The employers appealed.
The Employment Appeal Tribunal held:
(1) There was no reason in principle why the claimant, having complied with the procedure for making a flexible working application under section 80F of the Employment Rights Act 1996, had then to present a further letter or document in order separately to comply with the procedure for raising a grievance under section 32 and Schedule 2 to the Employment Act 2002, before bringing her complaint of unfair dismissal. Moreover, under regulation 2(2) of the Employment Act 2002 (Dispute Resolution) Regulations 2004 the document constituting the presentation of a grievance for the purposes of the statutory procedure in Schedule 2 could also fulfil another function about the same or a different subject matter. Accordingly, as it was clear that the claimant's case was that the employers' refusal properly to consider her request created an atmosphere that was so bad she felt she had no alternative but to leave, it was open to the tribunal to find that the claimant's flexible working application was also the presentation of a grievance under the 2002 Act.
(2) Since by section 80H(1)(b) of the Employment Rights Act 1996 an employee was entitled to present a complaint on the basis that the employer's decision to reject his application for flexible working was based on incorrect facts, it followed that the tribunal was entitled to investigate the evidence to see whether the decision was based on incorrect facts.
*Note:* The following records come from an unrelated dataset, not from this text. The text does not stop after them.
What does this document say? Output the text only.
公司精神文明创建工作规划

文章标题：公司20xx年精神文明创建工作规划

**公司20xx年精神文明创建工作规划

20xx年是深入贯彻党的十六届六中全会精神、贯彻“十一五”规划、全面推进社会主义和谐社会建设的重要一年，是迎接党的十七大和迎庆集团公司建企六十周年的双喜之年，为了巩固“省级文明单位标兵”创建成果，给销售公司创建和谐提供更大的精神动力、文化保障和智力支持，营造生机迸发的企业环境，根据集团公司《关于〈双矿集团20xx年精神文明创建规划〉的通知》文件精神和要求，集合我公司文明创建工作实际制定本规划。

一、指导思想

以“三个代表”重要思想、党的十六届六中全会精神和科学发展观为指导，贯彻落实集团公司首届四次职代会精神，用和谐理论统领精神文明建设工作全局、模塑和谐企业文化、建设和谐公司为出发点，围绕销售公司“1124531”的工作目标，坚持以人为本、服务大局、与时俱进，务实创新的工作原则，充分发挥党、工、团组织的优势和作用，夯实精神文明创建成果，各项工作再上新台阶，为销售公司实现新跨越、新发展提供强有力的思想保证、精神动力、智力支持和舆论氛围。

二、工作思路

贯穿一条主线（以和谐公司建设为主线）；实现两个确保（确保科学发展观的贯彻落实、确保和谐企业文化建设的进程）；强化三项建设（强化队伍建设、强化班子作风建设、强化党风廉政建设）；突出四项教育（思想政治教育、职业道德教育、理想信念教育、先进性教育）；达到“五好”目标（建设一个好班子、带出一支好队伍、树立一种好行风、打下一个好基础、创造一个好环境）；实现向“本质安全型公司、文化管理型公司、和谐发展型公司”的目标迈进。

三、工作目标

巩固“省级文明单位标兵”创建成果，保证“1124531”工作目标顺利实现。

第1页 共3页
While the tribunal was not entitled to look and see whether it regarded the employer as acting fairly or reasonably when he put forward his reason for rejecting the flexible working request, it was entitled to look at the ground asserted as the reason why he had not granted the application and to see whether it was factually correct, and that would involve examining the evidence as to the circumstances surrounding the application, such as the effect of granting it, any potential disruption and the attitude of the other staff. The tribunal was entitled to have had regard to the matters it did when considering whether the employers' assertion was justified and had reached a permissible conclusion on the material before it.
The appeal was dismissed.
Appearances: Tom Dunn (Employment Law UK Ltd, Tunbridge Wells) for the employers; Christopher Carr (CS2 Lawyers, Chesterfield) for the claimant.